Facebook boss Mark Zuckerberg said he will take two months of paternity leave after his daughter’s birth, a strong statement from one of the busiest and most powerful US executives on the importance of family time.
Silicon Valley technology firms have rushed to extend parental leave allowances and other benefits in an attempt to recruit and retain talent, but many workers do not take advantage for fear of falling behind at work or missing out on promotions.
Facebook, the world’s biggest online social network, allows its US employees to take up to four months of paid maternity or paternity leave, which can be used all at once or throughout the first year of their child’s life, a policy which is generous by US standards. Zuckerberg announced in July that he and his wife, Priscilla Chan, were expecting a baby girl.

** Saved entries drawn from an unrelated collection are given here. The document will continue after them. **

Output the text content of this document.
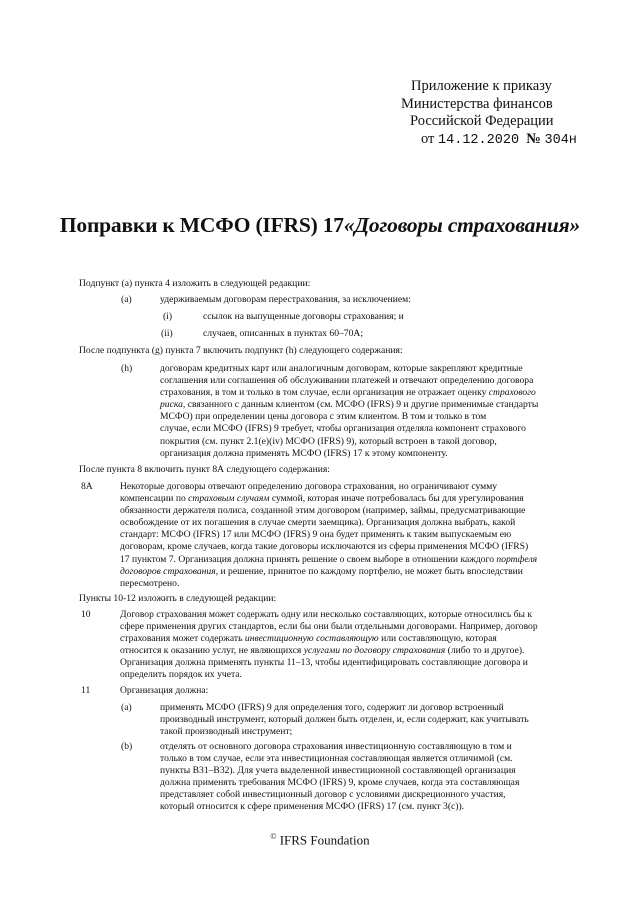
Приложение к приказу
Министерства финансов
Российской Федерации
от 14.12.2020 № 304н
Поправки к МСФО (IFRS) 17«Договоры страхования»
Подпункт (a) пункта 4 изложить в следующей редакции:
(a)	удерживаемым договорам перестрахования, за исключением:
(i)	ссылок на выпущенные договоры страхования; и
(ii)	случаев, описанных в пунктах 60–70А;
После подпункта (g) пункта 7 включить подпункт (h) следующего содержания:
(h)	договорам кредитных карт или аналогичным договорам, которые закрепляют кредитные
соглашения или соглашения об обслуживании платежей и отвечают определению договора
страхования, в том и только в том случае, если организация не отражает оценку страхового
риска, связанного с данным клиентом (см. МСФО (IFRS) 9 и другие применимые стандарты
МСФО) при определении цены договора с этим клиентом. В том и только в том
случае, если МСФО (IFRS) 9 требует, чтобы организация отделяла компонент страхового
покрытия (см. пункт 2.1(e)(iv) МСФО (IFRS) 9), который встроен в такой договор,
организация должна применять МСФО (IFRS) 17 к этому компоненту.
После пункта 8 включить пункт 8А следующего содержания:
8А	Некоторые договоры отвечают определению договора страхования, но ограничивают сумму
компенсации по страховым случаям суммой, которая иначе потребовалась бы для урегулирования
обязанности держателя полиса, созданной этим договором (например, займы, предусматривающие
освобождение от их погашения в случае смерти заемщика). Организация должна выбрать, какой
стандарт: МСФО (IFRS) 17 или МСФО (IFRS) 9 она будет применять к таким выпускаемым ею
договорам, кроме случаев, когда такие договоры исключаются из сферы применения МСФО (IFRS)
17 пунктом 7. Организация должна принять решение о своем выборе в отношении каждого портфеля
договоров страхования, и решение, принятое по каждому портфелю, не может быть впоследствии
пересмотрено.
Пункты 10-12 изложить в следующей редакции:
10	Договор страхования может содержать одну или несколько составляющих, которые относились бы к
сфере применения других стандартов, если бы они были отдельными договорами. Например, договор
страхования может содержать инвестиционную составляющую или составляющую, которая
относится к оказанию услуг, не являющихся услугами по договору страхования (либо то и другое).
Организация должна применять пункты 11–13, чтобы идентифицировать составляющие договора и
определить порядок их учета.
11	Организация должна:
(a)	применять МСФО (IFRS) 9 для определения того, содержит ли договор встроенный
производный инструмент, который должен быть отделен, и, если содержит, как учитывать
такой производный инструмент;
(b)	отделять от основного договора страхования инвестиционную составляющую в том и
только в том случае, если эта инвестиционная составляющая является отличимой (см.
пункты В31–В32). Для учета выделенной инвестиционной составляющей организация
должна применять требования МСФО (IFRS) 9, кроме случаев, когда эта составляющая
представляет собой инвестиционный договор с условиями дискреционного участия,
который относится к сфере применения МСФО (IFRS) 17 (см. пункт 3(c)).
© IFRS Foundation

A 2015 study by the Society for Human Resource Management found that 21 per cent of employers it surveyed offered paid maternity leave, and 17 per cent provided paid paternity leave.
“This is a very personal decision,” Zuckerberg wrote on his Facebook page, along with a picture of a stroller, a yellow baby carrier and his dog, Beast. “Studies show that when working parents take time to be with their newborns, outcomes are better for the children and families.”
Zuckerberg, 31, did not say who would be running the company while he is out. Facebook did not immediately respond to an inquiry.
It is likely that chief operating officer Sheryl Sandberg, who oversees all of Facebook’s advertising, will assume leadership. Zuckerberg largely oversees products, but will likely rely on chief product officer Chris Cox while he is out.
Zuckerberg’s decision is unusual among high-level tech executives, especially men. Yahoo CEO Marissa Mayer took two weeks off after her first child’s birth in 2012, and when she announced she was pregnant with identical twin girls in September, she said she would be taking limited maternity leave and “working throughout.”
Zuckerberg’s post generated more than 50,000 likes in one hour and nearly 3000 comments. Many of the comments lauded his decision and said it sent a positive message about parental leave policies.